You're reading: Targeting subsidies to those who need them

About 60 percent of Ukrainians rely on subsidies to pay for their winter heating. That’s 5.4 million families.

Raising natural gas prices to market prices — or, more precisely, import parity — has been a key plank of the International Monetary Fund’s financial backing. Not only will market prices reduce corruption schemes, they will encourage conservation. But increasing prices on a poor population is problematic.

How to reduce subsidies without stoking popular outrage? How to target subsidies to those in greatest need? Can a policy of raising gas prices really work if the majority of Ukrainians need government subsidies to survive?

Who gets subsidized

For the past year, Ukraine’s Cabinet of Ministers has been grappling with the issue.
Prime Minister Volodymyr Groysman has refused to raise gas prices because it would be politically unpopular, even though it reneges on a promise made to the IMF.

The switch to market prices will also put a stop to oligarch-linked individuals buying gas at low rates and then selling it at higher prices, depriving Ukraine of the income.

The government has also chipped away at the subsidy system, ordering in April 2017 that the heating season be shortened by one month and that payments cover half a cubic meter less of gas than they had previously.

“One of the conflicts right now…is who needs to have the subsidies and who doesn’t,” Dmitry Churin, an analyst at Eavex Capital, said. “They want to eliminate subsidies to those households who can afford to pay themselves.”

The starkest change has come in the form of a Finance Ministry initiative to monetize subsidy payments, which the Cabinet of Ministers approved at the same 2017 session.
The big change is paying home dwellers rather than utilities.

“The aim of these changes is to switch to transparent and modern calculations of “real” money for subsidies between the government and fulfillers of services,” wrote Deputy Finance Minister Sergey Marchenko in an October 2017 column.

Best laid plans

The monetization system will go into effect over three stages, at the end of which Ukrainians will receive subsidies directly into bank accounts.

The first stage began on Jan. 1, in which “utilities-providing enterprises receive subsidies directly from the budget and will only pay energy suppliers with real money,” said Minister of Social Policy Andriy Reva.

But by the start of February, the Cabinet of Ministers issued a statement on Jan. 30 implying that the Finance Ministry had “blocked payments all over Ukraine” because of the “new mechanism of paying out subsidies.”

The Ministry of Regional Development issued a separate statement saying that the Finance Ministry needed to act in order to “prevent a collapse.”

The Ministry of Regional Development declined to comment.

“Monetization is a kind of revolution, and we’re doing it for the first time,” Finance Minister Oleksandr Danyliuk said on Jan. 31. The Finance Ministry told the Kyiv Post in a statement that an issue with treasury payouts had occurred because “not all participants in the process understood how it would work in practice.”

It’s been a tough transition, with groups popping up to oppose further increases.
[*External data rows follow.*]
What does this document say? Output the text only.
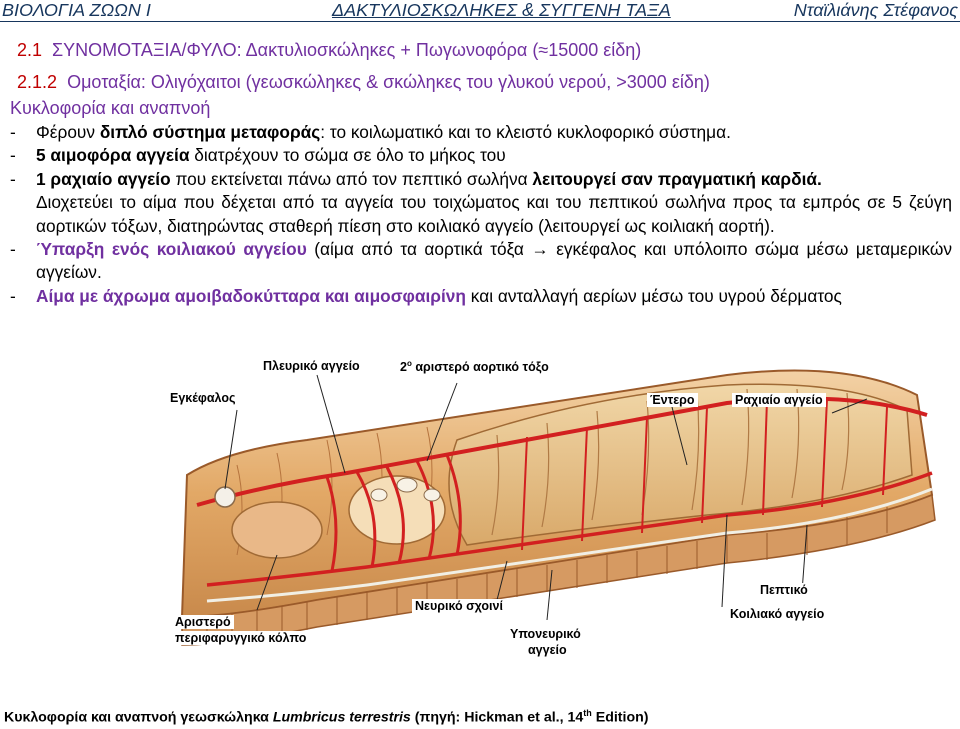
ΒΙΟΛΟΓΙΑ ΖΩΩΝ Ι	ΔΑΚΤΥΛΙΟΣΚΩΛΗΚΕΣ & ΣΥΓΓΕΝΗ ΤΑΞΑ	Νταϊλιάνης Στέφανος
2.1 ΣΥΝΟΜΟΤΑΞΙΑ/ΦΥΛΟ: Δακτυλιοσκώληκες + Πωγωνοφόρα (≈15000 είδη)
2.1.2 Ομοταξία: Ολιγόχαιτοι (γεωσκώληκες & σκώληκες του γλυκού νερού, >3000 είδη)
Κυκλοφορία και αναπνοή
-	Φέρουν διπλό σύστημα μεταφοράς: το κοιλωματικό και το κλειστό κυκλοφορικό σύστημα.
-	5 αιμοφόρα αγγεία διατρέχουν το σώμα σε όλο το μήκος του
-	1 ραχιαίο αγγείο που εκτείνεται πάνω από τον πεπτικό σωλήνα λειτουργεί σαν πραγματική καρδιά.
Διοχετεύει το αίμα που δέχεται από τα αγγεία του τοιχώματος και του πεπτικού σωλήνα προς τα εμπρός σε 5 ζεύγη αορτικών τόξων, διατηρώντας σταθερή πίεση στο κοιλιακό αγγείο (λειτουργεί ως κοιλιακή αορτή).
-	Ύπαρξη ενός κοιλιακού αγγείου (αίμα από τα αορτικά τόξα → εγκέφαλος και υπόλοιπο σώμα μέσω μεταμερικών αγγείων.
-	Αίμα με άχρωμα αμοιβαδοκύτταρα και αιμοσφαιρίνη και ανταλλαγή αερίων μέσω του υγρού δέρματος
Πλευρικό αγγείο	$2^o$ αριστερό αορτικό τόξο
Εγκέφαλος	Έντερο	Ραχιαίο αγγείο
Νευρικό σχοινί
Πεπτικό
Κοιλιακό αγγείο
Αριστερό
περιφαρυγγικό κόλπο	Υπονευρικό
αγγείο
Κυκλοφορία και αναπνοή γεωσκώληκα Lumbricus terrestris (πηγή: Hickman et al., 14th Edition)
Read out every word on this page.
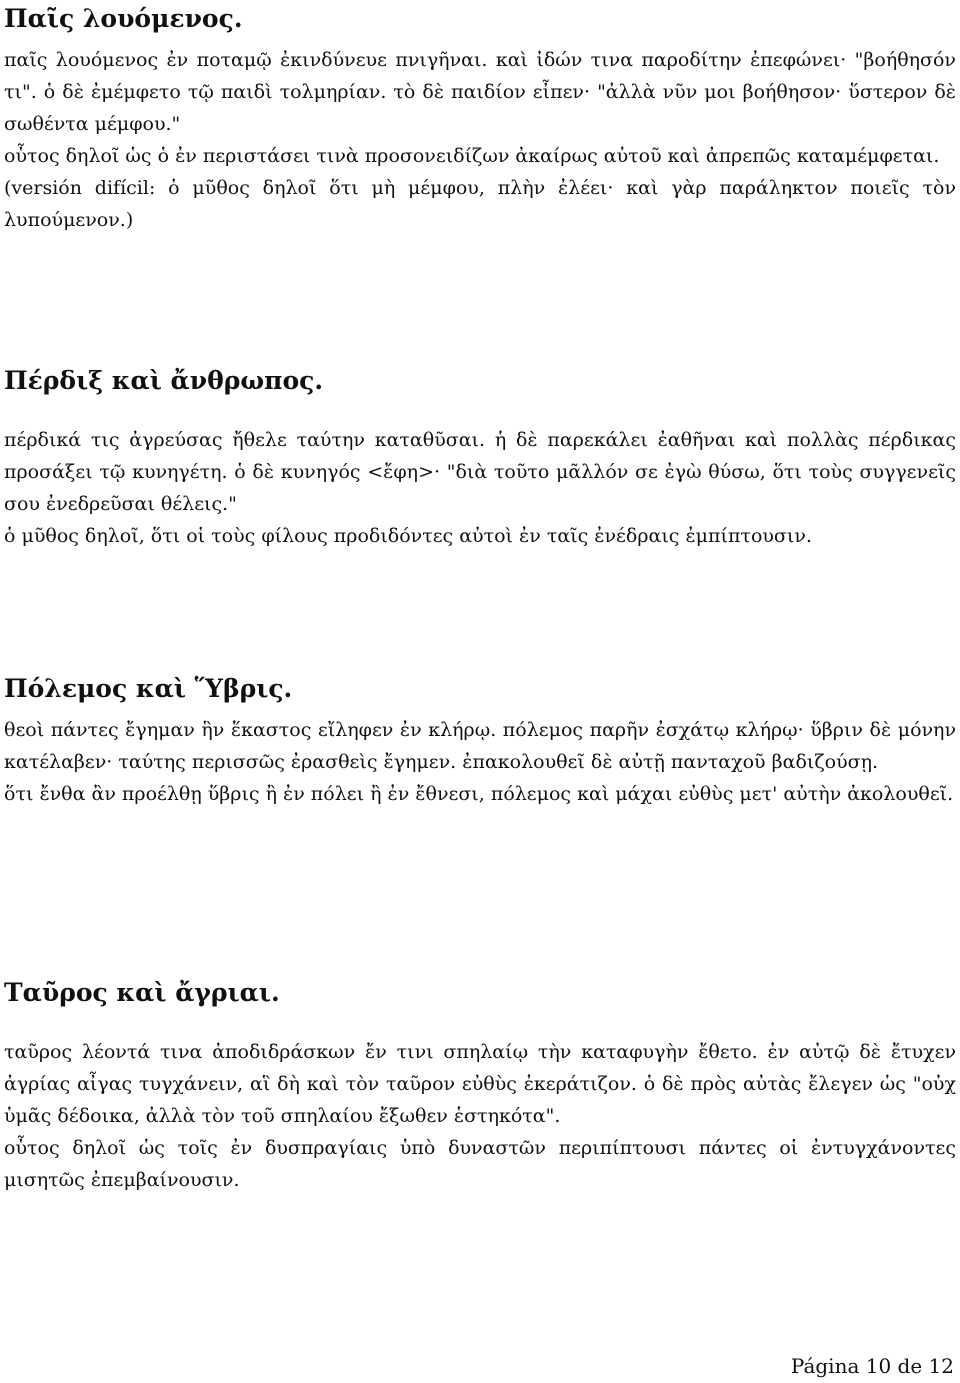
Παῖς λουόμενος.

παῖς λουόμενος ἐν ποταμῷ ἐκινδύνευε πνιγῆναι. καὶ ἰδών τινα παροδίτην ἐπεφώνει· "βοήθησόν τι". ὁ δὲ ἐμέμφετο τῷ παιδὶ τολμηρίαν. τὸ δὲ παιδίον εἶπεν· "ἀλλὰ νῦν μοι βοήθησον· ὕστερον δὲ σωθέντα μέμφου."

οὗτος δηλοῖ ὡς ὁ ἐν περιστάσει τινὰ προσονειδίζων ἀκαίρως αὐτοῦ καὶ ἀπρεπῶς καταμέμφεται.

(versión difícil: ὁ μῦθος δηλοῖ ὅτι μὴ μέμφου, πλὴν ἐλέει· καὶ γὰρ παράληκτον ποιεῖς τὸν λυπούμενον.)

Πέρδιξ καὶ ἄνθρωπος.

πέρδικά τις ἀγρεύσας ἤθελε ταύτην καταθῦσαι. ἡ δὲ παρεκάλει ἐαθῆναι καὶ πολλὰς πέρδικας προσάξει τῷ κυνηγέτη. ὁ δὲ κυνηγός <ἔφη>· "διὰ τοῦτο μᾶλλόν σε ἐγὼ θύσω, ὅτι τοὺς συγγενεῖς σου ἐνεδρεῦσαι θέλεις."

ὁ μῦθος δηλοῖ, ὅτι οἱ τοὺς φίλους προδιδόντες αὐτοὶ ἐν ταῖς ἐνέδραις ἐμπίπτουσιν.

Πόλεμος καὶ Ὕβρις.

θεοὶ πάντες ἔγημαν ἣν ἕκαστος εἴληφεν ἐν κλήρῳ. πόλεμος παρῆν ἐσχάτῳ κλήρῳ· ὕβριν δὲ μόνην κατέλαβεν· ταύτης περισσῶς ἐρασθεὶς ἔγημεν. ἐπακολουθεῖ δὲ αὐτῇ πανταχοῦ βαδιζούσῃ.

ὅτι ἔνθα ἂν προέλθῃ ὕβρις ἢ ἐν πόλει ἢ ἐν ἔθνεσι, πόλεμος καὶ μάχαι εὐθὺς μετ' αὐτὴν ἀκολουθεῖ.

Ταῦρος καὶ ἄγριαι.

ταῦρος λέοντά τινα ἀποδιδράσκων ἔν τινι σπηλαίῳ τὴν καταφυγὴν ἔθετο. ἐν αὐτῷ δὲ ἔτυχεν ἀγρίας αἶγας τυγχάνειν, αἳ δὴ καὶ τὸν ταῦρον εὐθὺς ἐκεράτιζον. ὁ δὲ πρὸς αὐτὰς ἔλεγεν ὡς "οὐχ ὑμᾶς δέδοικα, ἀλλὰ τὸν τοῦ σπηλαίου ἔξωθεν ἑστηκότα".

οὗτος δηλοῖ ὡς τοῖς ἐν δυσπραγίαις ὑπὸ δυναστῶν περιπίπτουσι πάντες οἱ ἐντυγχάνοντες μισητῶς ἐπεμβαίνουσιν.

Página 10 de 12
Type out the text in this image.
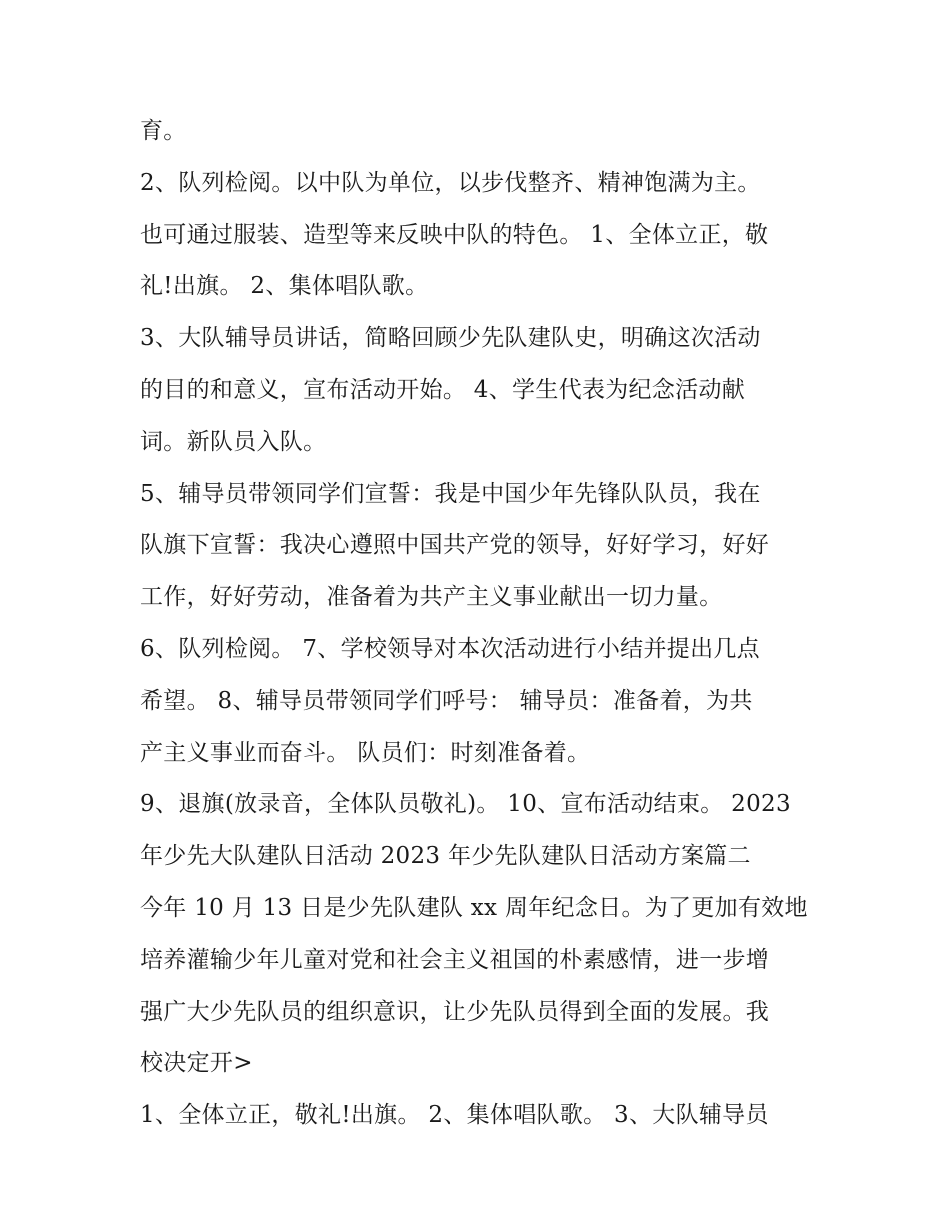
育。
2、队列检阅。以中队为单位，以步伐整齐、精神饱满为主。
也可通过服装、造型等来反映中队的特色。 1、全体立正，敬
礼!出旗。 2、集体唱队歌。
3、大队辅导员讲话，简略回顾少先队建队史，明确这次活动
的目的和意义，宣布活动开始。 4、学生代表为纪念活动献
词。新队员入队。
5、辅导员带领同学们宣誓：我是中国少年先锋队队员，我在
队旗下宣誓：我决心遵照中国共产党的领导，好好学习，好好
工作，好好劳动，准备着为共产主义事业献出一切力量。
6、队列检阅。 7、学校领导对本次活动进行小结并提出几点
希望。 8、辅导员带领同学们呼号： 辅导员：准备着，为共
产主义事业而奋斗。 队员们：时刻准备着。
9、退旗(放录音，全体队员敬礼)。 10、宣布活动结束。 2023
年少先大队建队日活动 2023 年少先队建队日活动方案篇二
今年 10 月 13 日是少先队建队 xx 周年纪念日。为了更加有效地
培养灌输少年儿童对党和社会主义祖国的朴素感情，进一步增
强广大少先队员的组织意识，让少先队员得到全面的发展。我
校决定开>
1、全体立正，敬礼!出旗。 2、集体唱队歌。 3、大队辅导员
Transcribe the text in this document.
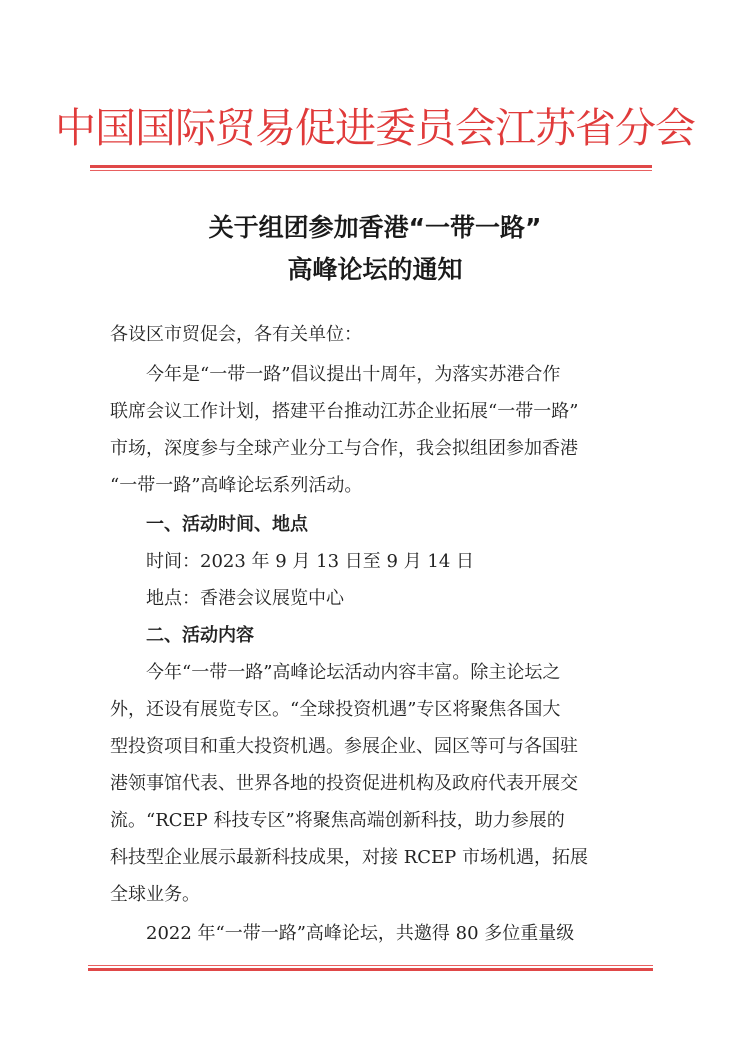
中国国际贸易促进委员会江苏省分会
关于组团参加香港“一带一路”
高峰论坛的通知
各设区市贸促会，各有关单位：
今年是“一带一路”倡议提出十周年，为落实苏港合作
联席会议工作计划，搭建平台推动江苏企业拓展“一带一路”
市场，深度参与全球产业分工与合作，我会拟组团参加香港
“一带一路”高峰论坛系列活动。
一、活动时间、地点
时间：2023 年 9 月 13 日至 9 月 14 日
地点：香港会议展览中心
二、活动内容
今年“一带一路”高峰论坛活动内容丰富。除主论坛之
外，还设有展览专区。“全球投资机遇”专区将聚焦各国大
型投资项目和重大投资机遇。参展企业、园区等可与各国驻
港领事馆代表、世界各地的投资促进机构及政府代表开展交
流。“RCEP 科技专区”将聚焦高端创新科技，助力参展的
科技型企业展示最新科技成果，对接 RCEP 市场机遇，拓展
全球业务。
2022 年“一带一路”高峰论坛，共邀得 80 多位重量级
The monetization policy is meant, in part, to address these concerns.

Churin said that monetizing the subsidies could cut down on waste by ending a byzantine network of payments that ended up subsiding producers.

Danilyuk said in a Feb. 20 interview with Channel 5 that the broader issue with gas payments has to do with the country’s sclerotic market for extraction. Ukraine has enough of its own gas reserves to be a net exporter to the European Union, but is not exploiting the potential supply and domestic production has been stuck at 20 billion cubic meters for years.

“At this transition stage — before the full guarantee of internal consumption of gas via our own extraction — we need to choose a specific model of the market to develop competition and get rid of cost arbitrage,” Danilyuk said.